Мы допоздна сидели под соснами при луне. Габриэлла больше не поминала о прошлом. Она непринужденно расспрашивала нас о себе. Но от напряжения, настороженности, ощущения чего-то невысказанного у меня слова застревали в горле. Теперь я знал, что все они одинаковы, включая и Поли, и Габриэллу, все готовы сорваться с цепи, чтобы убить вечер. Прошлой ночью эти деревья и луна, должно быть, видели черт знает что. К чему было столько двусмысленных фраз, маскирующих некую яму, когда все мы знали, что это за яма.
Я сказал это Пьеретто, когда он зашел ко мне в комнату.
— Ты можешь мне объяснить, что мы делаем в этом доме? — сказал я ему, куря последнюю сигарету. — Эти люди нам не компания. У них есть деньги, есть друзья, есть возможность бездельничать круглый год. Где это видано, чтобы ели за столом, усыпанным цветами? Весь этот шик и блеск не для нас. Нам лучше на винограднике Ореста, на болоте. Орест это сразу понял…

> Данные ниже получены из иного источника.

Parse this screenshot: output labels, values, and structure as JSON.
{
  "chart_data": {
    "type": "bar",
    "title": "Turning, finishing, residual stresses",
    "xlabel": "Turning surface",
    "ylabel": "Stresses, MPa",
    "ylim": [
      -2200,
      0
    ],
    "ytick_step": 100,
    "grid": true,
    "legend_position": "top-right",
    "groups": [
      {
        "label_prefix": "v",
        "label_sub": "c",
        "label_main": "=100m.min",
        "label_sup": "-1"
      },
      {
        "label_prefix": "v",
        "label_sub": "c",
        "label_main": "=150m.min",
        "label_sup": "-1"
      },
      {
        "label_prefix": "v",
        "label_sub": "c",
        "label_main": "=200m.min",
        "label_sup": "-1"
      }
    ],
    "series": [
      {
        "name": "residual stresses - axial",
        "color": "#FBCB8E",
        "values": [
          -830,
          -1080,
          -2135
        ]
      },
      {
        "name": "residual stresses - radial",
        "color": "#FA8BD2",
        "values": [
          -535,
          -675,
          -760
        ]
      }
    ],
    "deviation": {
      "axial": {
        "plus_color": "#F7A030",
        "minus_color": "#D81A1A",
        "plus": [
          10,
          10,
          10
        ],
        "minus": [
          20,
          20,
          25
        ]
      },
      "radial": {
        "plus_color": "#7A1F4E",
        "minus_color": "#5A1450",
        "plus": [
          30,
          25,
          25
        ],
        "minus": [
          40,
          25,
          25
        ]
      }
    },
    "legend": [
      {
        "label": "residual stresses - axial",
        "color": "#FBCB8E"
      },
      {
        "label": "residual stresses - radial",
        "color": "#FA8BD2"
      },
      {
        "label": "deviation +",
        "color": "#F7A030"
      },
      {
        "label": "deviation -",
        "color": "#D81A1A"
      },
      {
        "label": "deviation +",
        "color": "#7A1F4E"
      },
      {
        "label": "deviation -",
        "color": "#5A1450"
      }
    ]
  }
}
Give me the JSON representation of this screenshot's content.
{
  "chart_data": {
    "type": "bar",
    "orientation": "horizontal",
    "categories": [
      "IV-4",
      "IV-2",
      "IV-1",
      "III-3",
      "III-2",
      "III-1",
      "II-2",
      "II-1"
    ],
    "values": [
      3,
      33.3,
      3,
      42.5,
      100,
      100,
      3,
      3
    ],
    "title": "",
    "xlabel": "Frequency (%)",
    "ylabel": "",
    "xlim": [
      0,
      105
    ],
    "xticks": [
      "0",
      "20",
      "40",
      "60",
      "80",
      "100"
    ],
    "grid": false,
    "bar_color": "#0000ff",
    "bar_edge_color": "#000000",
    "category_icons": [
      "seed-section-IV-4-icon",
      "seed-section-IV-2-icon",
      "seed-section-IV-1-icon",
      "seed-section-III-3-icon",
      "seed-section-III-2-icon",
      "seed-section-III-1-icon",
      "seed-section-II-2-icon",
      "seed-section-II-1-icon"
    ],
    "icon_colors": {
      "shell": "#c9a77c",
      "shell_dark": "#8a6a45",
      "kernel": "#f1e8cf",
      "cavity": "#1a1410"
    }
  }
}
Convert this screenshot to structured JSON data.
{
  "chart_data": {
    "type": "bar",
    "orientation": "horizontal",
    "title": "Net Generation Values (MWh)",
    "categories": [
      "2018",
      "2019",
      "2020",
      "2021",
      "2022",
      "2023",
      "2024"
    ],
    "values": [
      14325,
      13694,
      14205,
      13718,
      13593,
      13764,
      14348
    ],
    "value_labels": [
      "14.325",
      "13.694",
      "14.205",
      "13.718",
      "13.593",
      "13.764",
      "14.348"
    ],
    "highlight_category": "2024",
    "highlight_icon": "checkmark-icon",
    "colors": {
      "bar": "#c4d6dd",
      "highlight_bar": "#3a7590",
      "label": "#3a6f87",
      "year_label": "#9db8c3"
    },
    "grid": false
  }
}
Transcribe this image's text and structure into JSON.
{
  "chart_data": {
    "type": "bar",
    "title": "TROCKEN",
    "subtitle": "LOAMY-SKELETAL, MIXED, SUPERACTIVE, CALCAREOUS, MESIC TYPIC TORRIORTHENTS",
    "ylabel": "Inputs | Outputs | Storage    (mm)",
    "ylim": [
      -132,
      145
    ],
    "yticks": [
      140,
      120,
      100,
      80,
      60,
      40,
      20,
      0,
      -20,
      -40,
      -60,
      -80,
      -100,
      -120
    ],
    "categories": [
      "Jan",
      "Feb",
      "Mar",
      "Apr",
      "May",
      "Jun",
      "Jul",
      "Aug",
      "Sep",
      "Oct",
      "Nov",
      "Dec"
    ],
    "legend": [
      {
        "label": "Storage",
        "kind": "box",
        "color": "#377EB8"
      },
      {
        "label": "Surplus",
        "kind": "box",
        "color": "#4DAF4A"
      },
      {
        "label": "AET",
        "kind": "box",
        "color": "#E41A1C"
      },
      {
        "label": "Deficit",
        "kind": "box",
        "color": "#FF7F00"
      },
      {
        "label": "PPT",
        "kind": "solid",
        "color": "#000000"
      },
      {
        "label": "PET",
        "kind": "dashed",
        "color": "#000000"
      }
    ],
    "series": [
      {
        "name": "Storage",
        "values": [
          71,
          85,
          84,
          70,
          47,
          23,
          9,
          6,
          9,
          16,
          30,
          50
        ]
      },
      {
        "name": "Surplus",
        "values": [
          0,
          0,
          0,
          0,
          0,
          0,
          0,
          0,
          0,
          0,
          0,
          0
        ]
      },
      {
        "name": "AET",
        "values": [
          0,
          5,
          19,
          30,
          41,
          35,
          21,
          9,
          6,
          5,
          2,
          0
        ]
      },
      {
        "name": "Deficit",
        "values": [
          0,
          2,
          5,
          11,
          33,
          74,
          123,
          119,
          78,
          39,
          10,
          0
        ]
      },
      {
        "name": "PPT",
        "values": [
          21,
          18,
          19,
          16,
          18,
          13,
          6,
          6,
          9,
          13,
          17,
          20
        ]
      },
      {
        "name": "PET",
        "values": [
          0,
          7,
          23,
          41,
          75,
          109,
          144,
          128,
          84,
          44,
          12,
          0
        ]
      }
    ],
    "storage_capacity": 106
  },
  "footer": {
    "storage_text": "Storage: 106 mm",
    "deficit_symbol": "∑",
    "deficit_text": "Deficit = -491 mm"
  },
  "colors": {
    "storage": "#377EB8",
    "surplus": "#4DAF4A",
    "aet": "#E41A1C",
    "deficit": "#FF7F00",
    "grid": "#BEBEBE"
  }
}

— Однако Габриэлла тебе нравится, — перебив меня, бесстрастно сказал Пьеретто.
— Габриэлла? С ней не поладишь. Она уже видит нас насквозь и не знает, что с нами делать. Посмотри на Ореста…
— Вот увидишь, Орест вернется, — опять перебил меня Пьеретто.
— Надеюсь. Мы завтра же…
— Не кричи, — сказал Пьеретто. — Меня отсюда силком не вытащишь. Уж больно занятно смотреть на эту комедию… Интересно, долго ли она будет продолжаться.
Тут мы заговорили о Поли, о его странной судьбе — о том, что у него просто дар выводить из себя женщин.
— Ну и тип, — говорил Пьеретто. — Ему бы надо стать отшельником. Он рожден для того, чтобы жить в келье, только не знает этого.